UNASSIGNED: 32 eyes were included (mean follow-up: 19.8 months). Prior to corticosteroid burst, 37.5% were on systemic therapy, 53% had CME, and 25% had retinal vasculitis. At FAi visit, CME had decreased to 18.8%. Mean time to treatment escalation after FAi was 20.3 months (95% CI 14.8-25.7 months). No patient discontinued systemic therapy and on average 15.0% of eyes required additional local corticosteroids at each follow-up interval.
UNASSIGNED: This treatment approach demonstrates that the 0.18 mg FAi is a useful adjuvant for the treatment of noninfectious uveitis but may not be adequate as solo therapy.
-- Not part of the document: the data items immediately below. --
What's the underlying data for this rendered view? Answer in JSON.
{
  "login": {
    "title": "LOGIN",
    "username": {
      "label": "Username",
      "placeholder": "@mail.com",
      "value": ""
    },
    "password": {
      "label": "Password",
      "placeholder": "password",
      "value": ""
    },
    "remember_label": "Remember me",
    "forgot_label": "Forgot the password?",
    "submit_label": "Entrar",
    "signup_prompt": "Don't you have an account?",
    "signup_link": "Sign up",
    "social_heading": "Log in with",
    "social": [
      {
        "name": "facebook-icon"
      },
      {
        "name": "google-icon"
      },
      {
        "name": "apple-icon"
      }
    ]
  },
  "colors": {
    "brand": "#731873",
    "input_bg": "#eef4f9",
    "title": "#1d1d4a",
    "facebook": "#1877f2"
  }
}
UNASSIGNED: Patients who received a corticosteroid burst followed by the 0.18 mg FAi with at least 6-month follow-up post 0.18 mg FAi were included. The primary outcome, treatment escalation (defined as worsening inflammation requiring escalation of therapy), was modeled using Kaplan-Meier analysis. Secondary outcomes included cystoid macular edema (CME), central macular thickness, retinal vasculitis, visual acuity, anterior chamber and vitreous cell, use of systemic therapy, use of corticosteroid drops, IOP, number of IOP lowering medications, need for glaucoma surgery, need for cataract surgery, and additional local corticosteroids.
UNASSIGNED: 32 eyes were included (mean follow-up: 19.8 months). Prior to corticosteroid burst, 37.5% were on systemic therapy, 53% had CME, and 25% had retinal vasculitis. At FAi visit, CME had decreased to 18.8%. Mean time to treatment escalation after FAi was 20.3 months (95% CI 14.8-25.7 months). No patient discontinued systemic therapy and on average 15.0% of eyes required additional local corticosteroids at each follow-up interval.
UNASSIGNED: This treatment approach demonstrates that the 0.18 mg FAi is a useful adjuvant for the treatment of noninfectious uveitis but may not be adequate as solo therapy.
摘要:
■0.18mg醋酸氟轻松植入物(FAi)的销售时间长达36个月,用于治疗非感染性葡萄膜炎。在0.18mgFAi之前额外的短期皮质类固醇爆发,随后尝试使用0.18mgFAi进行长期炎症控制,这可能是有益的,因为植入物的剂量较低。我们回顾性回顾了在我们机构接受这种治疗方法的所有患者,以确定其疗效。
■接受皮质类固醇激素爆发后接受0.18mgFAi并在0.18mgFAi后至少6个月随访的患者被包括在内。主要结果,治疗升级(定义为炎症恶化需要治疗升级),使用Kaplan-Meier分析进行建模。次要结果包括囊样黄斑水肿(CME),黄斑中心厚度,视网膜血管炎,视敏度,前房和玻璃体细胞,使用全身治疗,使用皮质类固醇滴剂,IOP,降低IOP的药物数量,需要青光眼手术,需要白内障手术,和额外的局部皮质类固醇。
■32只眼(平均随访:19.8个月)。在皮质类固醇爆发之前,37.5%的患者接受系统治疗,53%有CME,25%患有视网膜血管炎。在FAi访问中,CME已降至18.8%。FAi后平均治疗升级时间为20.3个月(95%CI14.8-25.7个月)。没有患者停止全身治疗,平均15.0%的眼睛在每个随访间隔需要额外的局部皮质类固醇。
■这种治疗方法表明,0.18mgFAi是治疗非感染性葡萄膜炎的有用佐剂,但可能不足以作为单独治疗。
■接受皮质类固醇激素爆发后接受0.18mgFAi并在0.18mgFAi后至少6个月随访的患者被包括在内。主要结果,治疗升级(定义为炎症恶化需要治疗升级),使用Kaplan-Meier分析进行建模。次要结果包括囊样黄斑水肿(CME),黄斑中心厚度,视网膜血管炎,视敏度,前房和玻璃体细胞,使用全身治疗,使用皮质类固醇滴剂,IOP,降低IOP的药物数量,需要青光眼手术,需要白内障手术,和额外的局部皮质类固醇。
■32只眼(平均随访:19.8个月)。在皮质类固醇爆发之前,37.5%的患者接受系统治疗,53%有CME,25%患有视网膜血管炎。在FAi访问中,CME已降至18.8%。FAi后平均治疗升级时间为20.3个月(95%CI14.8-25.7个月)。没有患者停止全身治疗,平均15.0%的眼睛在每个随访间隔需要额外的局部皮质类固醇。
■这种治疗方法表明,0.18mgFAi是治疗非感染性葡萄膜炎的有用佐剂,但可能不足以作为单独治疗。